Okay, so as Bobby shows Anna some bedroom sets, Howard asks Anna to "let Sugar Pie fuck the bear." Anna tosses a white stuffed bear on the floor, and Sugar Pie. Goes. OFF. Humping. Forever humping. All the time humping. Anna VOs that "one time Sugar Pie saw [her] fucking this guy, and ever since then started doing it. And she's pretty good at it." Sugar Pie humps the bear again. Some more.
Anna stands in her sweatpants and fiddles with the waistband as Bobby invites her to come down to his store where she can look at things and "touch them" and "feel them." Anna says, "Ooh, gettin' me hot." Bobby and Anna have to be on the same substance. They HAVE to be.
They arrive at the store. Bobby takes Anna's hand and hauls her out of the car. She says, "Little heavy for you?" I think you're a little woman for him.

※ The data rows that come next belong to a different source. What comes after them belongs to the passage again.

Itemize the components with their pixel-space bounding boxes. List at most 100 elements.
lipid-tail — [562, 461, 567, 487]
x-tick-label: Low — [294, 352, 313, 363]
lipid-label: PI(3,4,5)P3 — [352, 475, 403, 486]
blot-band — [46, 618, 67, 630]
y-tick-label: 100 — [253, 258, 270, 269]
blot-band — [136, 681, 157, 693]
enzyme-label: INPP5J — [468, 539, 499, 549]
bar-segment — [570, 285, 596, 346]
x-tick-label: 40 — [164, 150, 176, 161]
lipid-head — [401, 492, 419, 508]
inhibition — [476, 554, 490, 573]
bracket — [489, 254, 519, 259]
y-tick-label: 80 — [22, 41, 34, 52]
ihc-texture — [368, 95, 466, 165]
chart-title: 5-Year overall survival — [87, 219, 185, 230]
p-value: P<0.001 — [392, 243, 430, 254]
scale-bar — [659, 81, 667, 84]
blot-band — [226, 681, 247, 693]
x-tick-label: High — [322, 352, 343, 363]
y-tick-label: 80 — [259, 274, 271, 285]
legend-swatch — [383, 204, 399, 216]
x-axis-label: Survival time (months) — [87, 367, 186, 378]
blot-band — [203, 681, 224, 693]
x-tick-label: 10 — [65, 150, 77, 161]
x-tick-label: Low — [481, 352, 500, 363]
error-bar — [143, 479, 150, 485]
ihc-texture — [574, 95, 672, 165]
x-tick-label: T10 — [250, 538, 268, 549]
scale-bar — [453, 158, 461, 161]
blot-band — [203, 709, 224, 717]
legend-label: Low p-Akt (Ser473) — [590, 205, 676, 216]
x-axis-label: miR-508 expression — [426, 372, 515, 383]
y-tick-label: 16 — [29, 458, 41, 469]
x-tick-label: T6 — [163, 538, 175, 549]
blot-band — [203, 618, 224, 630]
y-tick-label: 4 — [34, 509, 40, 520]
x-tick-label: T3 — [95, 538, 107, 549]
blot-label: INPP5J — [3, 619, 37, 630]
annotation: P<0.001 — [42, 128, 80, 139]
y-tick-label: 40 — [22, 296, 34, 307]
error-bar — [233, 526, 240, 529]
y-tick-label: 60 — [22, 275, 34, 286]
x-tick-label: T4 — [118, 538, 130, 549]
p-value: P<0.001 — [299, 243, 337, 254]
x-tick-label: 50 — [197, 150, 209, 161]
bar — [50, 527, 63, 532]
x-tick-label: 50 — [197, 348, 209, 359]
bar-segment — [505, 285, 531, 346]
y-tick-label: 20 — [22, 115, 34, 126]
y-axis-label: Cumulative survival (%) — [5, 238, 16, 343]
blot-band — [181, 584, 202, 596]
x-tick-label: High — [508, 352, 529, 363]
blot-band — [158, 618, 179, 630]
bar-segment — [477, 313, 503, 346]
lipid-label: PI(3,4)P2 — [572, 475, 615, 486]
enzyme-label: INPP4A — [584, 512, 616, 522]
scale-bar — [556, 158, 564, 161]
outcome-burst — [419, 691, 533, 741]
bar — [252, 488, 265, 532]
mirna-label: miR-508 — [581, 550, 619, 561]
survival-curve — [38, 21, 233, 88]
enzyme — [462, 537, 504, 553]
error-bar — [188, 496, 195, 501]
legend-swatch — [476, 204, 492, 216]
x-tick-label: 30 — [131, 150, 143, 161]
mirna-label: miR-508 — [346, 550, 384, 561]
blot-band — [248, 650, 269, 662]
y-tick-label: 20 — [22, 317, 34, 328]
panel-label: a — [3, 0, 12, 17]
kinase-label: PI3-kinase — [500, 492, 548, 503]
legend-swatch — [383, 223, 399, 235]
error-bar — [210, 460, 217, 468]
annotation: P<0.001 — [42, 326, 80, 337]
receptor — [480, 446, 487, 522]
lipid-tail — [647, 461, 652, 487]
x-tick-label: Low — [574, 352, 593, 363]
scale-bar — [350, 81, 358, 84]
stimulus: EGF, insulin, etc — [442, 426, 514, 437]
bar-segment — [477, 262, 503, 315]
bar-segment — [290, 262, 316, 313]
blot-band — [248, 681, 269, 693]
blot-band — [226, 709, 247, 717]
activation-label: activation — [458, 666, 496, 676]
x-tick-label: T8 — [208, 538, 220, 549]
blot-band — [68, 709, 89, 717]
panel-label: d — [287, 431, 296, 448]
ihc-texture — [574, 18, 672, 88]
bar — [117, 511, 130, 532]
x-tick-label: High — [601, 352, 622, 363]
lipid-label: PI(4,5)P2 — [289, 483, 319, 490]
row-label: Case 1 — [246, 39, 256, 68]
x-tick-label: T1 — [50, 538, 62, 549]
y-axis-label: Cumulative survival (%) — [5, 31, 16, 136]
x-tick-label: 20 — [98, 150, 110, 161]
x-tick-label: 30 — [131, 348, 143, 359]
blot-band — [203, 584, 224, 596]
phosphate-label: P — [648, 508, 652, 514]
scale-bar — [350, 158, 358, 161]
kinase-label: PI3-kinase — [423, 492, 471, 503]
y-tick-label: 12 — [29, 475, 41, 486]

Anna slowly massages a red bedspread as Bobby natters on that that particular bed is "one of a kind, for the customer that orders it." Plus, it's "sumptuous and luxurious." Oh my god. Anna rubs the bed like she's trying to make it groan. Bobby suggests that some "soft, flickering chandeliers on the side of the bed would really set the tone." Oh, wow. What a sentence! Literacy is clearly not taught at design school. Oh, Christ -- there's the chair. It's huge! Look at all that extra chair! This "sumptuous and luxurious fabric" is "silk leopard." Feel it, Anna. Bobby asks, "How luxurious is that feeling?" Was I bad? Did I do something wrong? Okay, this is what Bobby has to say about Anna's taste: "The fabric she knew. She liked leopard, she looves gold and sparkles. We're gonna use a lot of sumptuous and luxurious fabrics, flickering chandeliers in the background because she likes it to be evening, daytime and nighttime, and very warm. We're just going to have luxury, luxury, luxury, all the way from the front door all the way down to the garage." Anna closes her eyes on the couch for a moment. The scary thing is that this furniture existed before Anna, meaning that Tori or Demi or Britney or Courteney or someone like that ALREADY HAS one of those big, ugly, hulking, honking monstrosities Bobby calls a chair. It's like Trading Spaces, but...but nothing, this is just like that show. No, it's really just like Trading Spaces, but without the trading. And it's a total nightmare. And I'm scared, and I want a taste of whatever Anna and Bobby are on.